We offer services in:
Commercialising intellectual property rights, which includes:
- Trade Marks
- The buying and selling of intellectual property rights
- Structuring licensing strategies
- Negotiating and drafting of IP contracts
- Trade mark and Design registration in South Africa, the United Kingdom (UK), Europe and Internationally
- The detecting and prevention of the infringement of rights
Copyright and Unregistered Designs
Some limited rights are available automatically, simply by creating something new. Copyright is a type of Intellectual Property Right, which arises automatically on the creation of particular “copyright works”, such as books, films, music and computer programmes. Certain three dimensional articles or their surface decoration may be protected by unregistered design, rights which arises automatically on the creation of designs protectable by unregistered design right. Unregistered design rights can be used to prevent the production / sale of similar designs, even if not directly copied from the protected design. We can advice on whether copyright or unregistered design right subsists in a particular type of work / design and also whether designs may be eligible for protection through design registration. These “free” rights are however much harder (and therefore expensive) to enforce and usually have a much narrower scope than registered rights. They are a very useful adjunct to registered rights but should not be seen as an adequate replacement for registered rights.
These rights can be very powerful and cost-effective for the right type of product.
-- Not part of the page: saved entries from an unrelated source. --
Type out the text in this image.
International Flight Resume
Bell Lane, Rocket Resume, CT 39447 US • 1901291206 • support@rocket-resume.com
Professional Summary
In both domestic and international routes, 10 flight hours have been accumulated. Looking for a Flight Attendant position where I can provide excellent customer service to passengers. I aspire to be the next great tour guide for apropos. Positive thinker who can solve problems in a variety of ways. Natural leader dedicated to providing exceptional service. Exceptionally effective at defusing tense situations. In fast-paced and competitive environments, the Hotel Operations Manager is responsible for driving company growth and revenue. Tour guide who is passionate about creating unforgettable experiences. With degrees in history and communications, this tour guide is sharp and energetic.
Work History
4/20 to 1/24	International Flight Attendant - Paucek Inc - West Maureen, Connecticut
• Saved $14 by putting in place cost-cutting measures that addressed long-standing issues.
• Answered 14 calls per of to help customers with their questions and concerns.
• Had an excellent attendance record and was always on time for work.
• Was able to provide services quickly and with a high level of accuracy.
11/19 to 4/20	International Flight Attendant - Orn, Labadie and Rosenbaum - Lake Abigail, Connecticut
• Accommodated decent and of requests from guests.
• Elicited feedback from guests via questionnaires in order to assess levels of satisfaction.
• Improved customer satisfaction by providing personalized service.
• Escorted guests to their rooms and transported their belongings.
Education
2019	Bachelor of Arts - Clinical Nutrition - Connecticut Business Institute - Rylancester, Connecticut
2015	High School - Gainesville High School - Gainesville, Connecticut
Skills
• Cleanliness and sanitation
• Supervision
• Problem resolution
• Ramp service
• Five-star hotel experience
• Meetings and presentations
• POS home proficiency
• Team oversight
They last longer than utility patents and cost less to renew. They are directed at the way something looks rather than how it functions. Applications are filed by submitting drawings or photographs of the design at the relevant Intellectual Property Office in the territory, where protection is required. We can handle all aspects of preparing, filing and obtaining registered designs, on your behalf in South Africa, the UK, European Union and Internationally. The requirements for design registration vary in different territories. We have a network of local attorneys in most countries in the world, in which it is possible to register designs and use these contacts, where necessary, to ensure that our clients obtain protection for their designs, in any country, in which they are interested. If a client discovers that someone is producing designs similar to theirs or suspect that someone has copied a design, we can assess the situation and advise on how best to enforce rights.
We prepare applications, on behalf of our clients, for registration in South Africa, the UK, European Union and Internationally. We have a network of local attorneys in most countries in the world, in which it is possible to register Trade Marks and use these contacts where necessary to ensure our clients obtain protection for their marks, in any country, in which they are interested. Once applications are filed, they go through an examination procedure and official objections often arise. Our role is then to deal with these objections, in consultation with our client to achieve the widest possible protection for the trade protection of the trade mark. If another organisation deems a trade mark application to be in conflict with their trade mark, we may receive an opposition. We will deal with defending the opposition and in negotiating settlements with the other party (if appropriate). Prior to using a new trade mark, or using an existing trade mark in a new territory, it is very important to undertake a search to ensure that no other party has rights, which could prevent the using of the trade mark in question. We can conduct a variety of searches to establish, so far as is possible, that a given trade mark is clear for use and registration. Trade mark registrations typically last indefinitely, provided they are renewed at regular intervals. In most countries renewals are due every 10 years.